Folia Neuropathol. 1999;37(1):27-33.
In a series of 66 CT-guided stereotactic biopsies (SB) of the brain performed in 1995-1998, four were found to be the primary non-Hodgkin's lymphomas (PCNSL). All cases were studied with immunohistochemistry (broad panel of antibodies; reactions performed mainly on cytological smears) and with the use of an electron microscopy. In an immunophenotyping all cases were positive for leukocyte common antigen (LCA) and 3/4 showed B-cell phenotype. Since the PCNSL are typically located in central, periventricular region of brain and the surgical removal does not bring any benefit, the stereotactic biopsy is a method of choice to make a definite diagnosis that opens the chances for implementation of chemo- and radiotherapy. The diagnostic difficulties that are derivatives of an extremely small amount of the available biopsy material were discussed and the role of the immunophenotyping and of the electron microscopy for avoiding the possible diagnostic mistakes was stressed. Cytological smears stained with H&E and the smears and histological slides with immunohistochemical reaction against glial fibrillary acidic protein (GFAP) showing sometimes extremely dense network of astrocytes mingled with neoplastic lymphoma cells are especially interesting and seem to suggest the involvement of astroglia in the pathogenesis of PCNSL.

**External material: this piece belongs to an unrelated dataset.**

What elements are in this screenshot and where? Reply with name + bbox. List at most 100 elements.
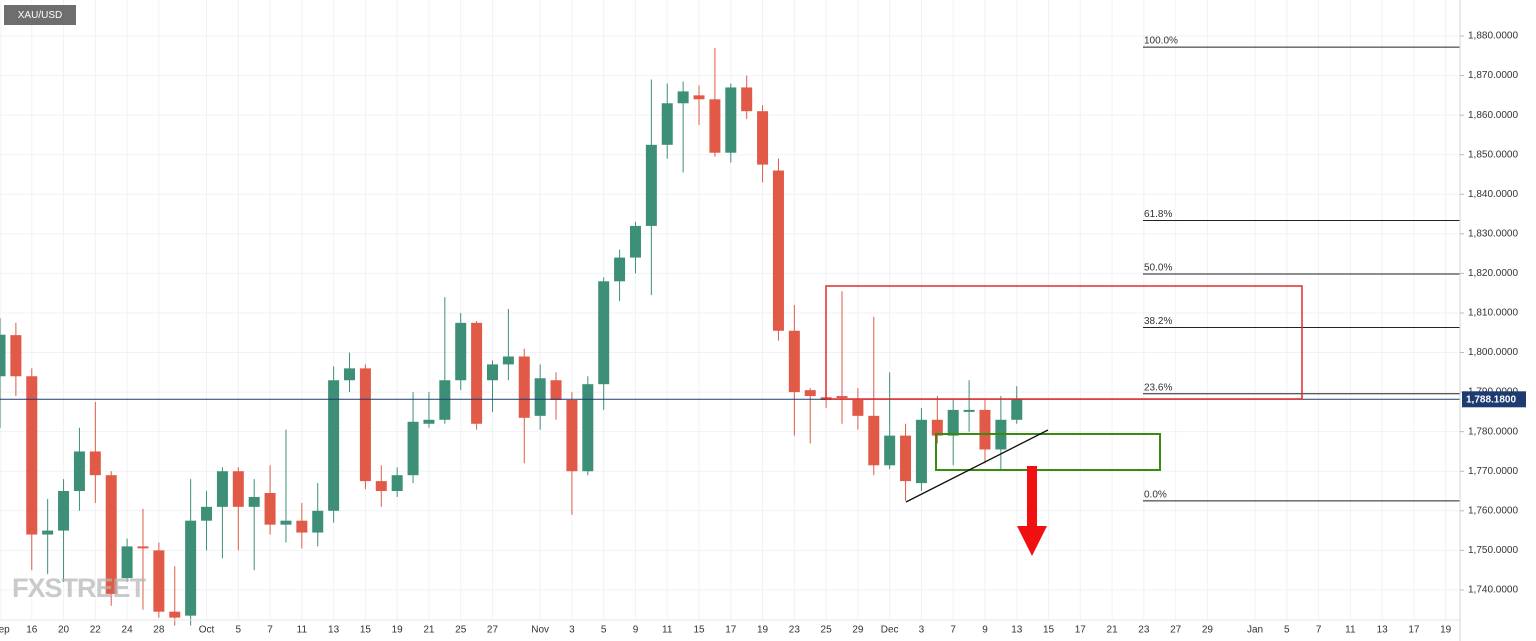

在1995年至1998年期间进行的一系列66例CT引导下的脑立体定向活检(SB)中,发现4例为原发性非霍奇金淋巴瘤(PCNSL)。所有病例均进行了免疫组织化学研究(使用多种抗体;主要在细胞学涂片上进行反应)并采用了电子显微镜检查。在免疫表型分析中,所有病例的白细胞共同抗原(LCA)均呈阳性,3/4显示B细胞表型。由于PCNSL通常位于脑的中央、脑室周围区域,手术切除并无益处,因此立体定向活检是做出明确诊断的首选方法,为实施化疗和放疗创造了机会。文中讨论了因活检材料极少而产生的诊断困难,并强调了免疫表型分析和电子显微镜检查在避免可能的诊断错误方面的作用。用苏木精和伊红(H&E)染色的细胞学涂片以及对胶质纤维酸性蛋白(GFAP)进行免疫组化反应的涂片和组织学切片有时显示出极其密集的星形胶质细胞网络与肿瘤性淋巴瘤细胞混合在一起,这尤其令人感兴趣,似乎提示星形胶质细胞参与了PCNSL的发病机制。